Let f and g be functions of one real variable and define $F(x,y)=f[x+g(y)]$. Find formulas for all the partial derivatives of F of first and second order.
For the first order, I think we have:
$\frac{\partial F}{\partial x}=\frac{\partial f}{\partial x}+ \frac{\partial f}{\partial y}$
$\frac{\partial F}{\partial y}=\frac{\partial f}{\partial x}g'(x)+ \frac{\partial f}{\partial y}g'(y)$
Is it correct?

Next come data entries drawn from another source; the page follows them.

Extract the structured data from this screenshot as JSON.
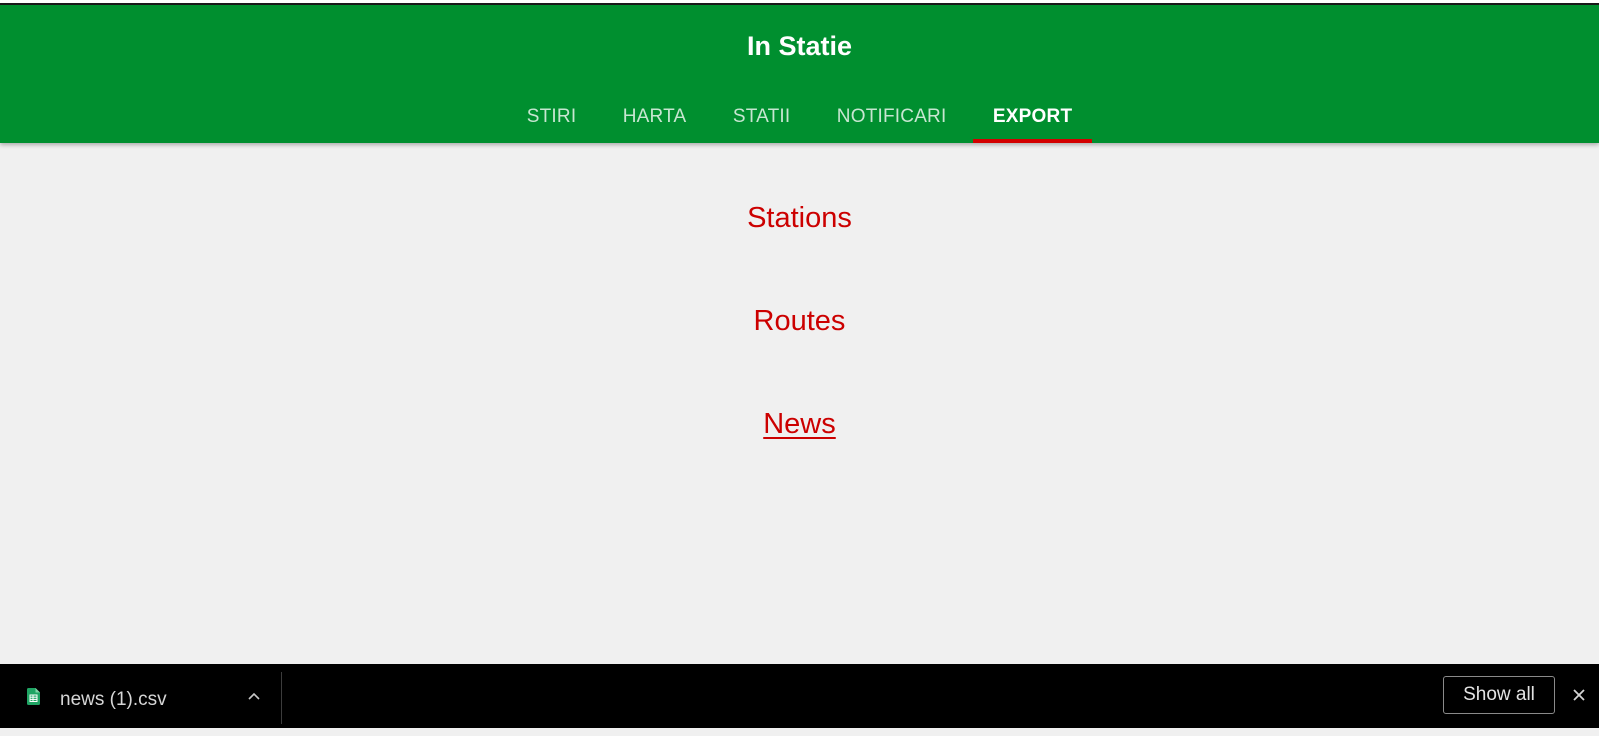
{
  "app": {
    "title": "In Statie"
  },
  "tabs": [
    {
      "label": "STIRI",
      "active": false
    },
    {
      "label": "HARTA",
      "active": false
    },
    {
      "label": "STATII",
      "active": false
    },
    {
      "label": "NOTIFICARI",
      "active": false
    },
    {
      "label": "EXPORT",
      "active": true
    }
  ],
  "export_links": {
    "stations": "Stations",
    "routes": "Routes",
    "news": "News"
  },
  "download_bar": {
    "file_name": "news (1).csv",
    "file_icon": "spreadsheet-file-icon",
    "expand_icon": "chevron-up-icon",
    "show_all_label": "Show all",
    "close_icon": "close-icon"
  },
  "colors": {
    "appbar": "#008f2f",
    "tab_indicator": "#d30000",
    "link": "#cc0000",
    "page_background": "#f0f0f0",
    "download_bar": "#000000"
  }
}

What are the second order derivatives?
Thank you
Answer
$f$ is a function of one variable. Therefore the notation $\frac{\partial f}{\partial x},\frac{\partial f}{\partial y}$ is problematic (and I suggest you adapt the prime notation in that case). What you have written is not correct.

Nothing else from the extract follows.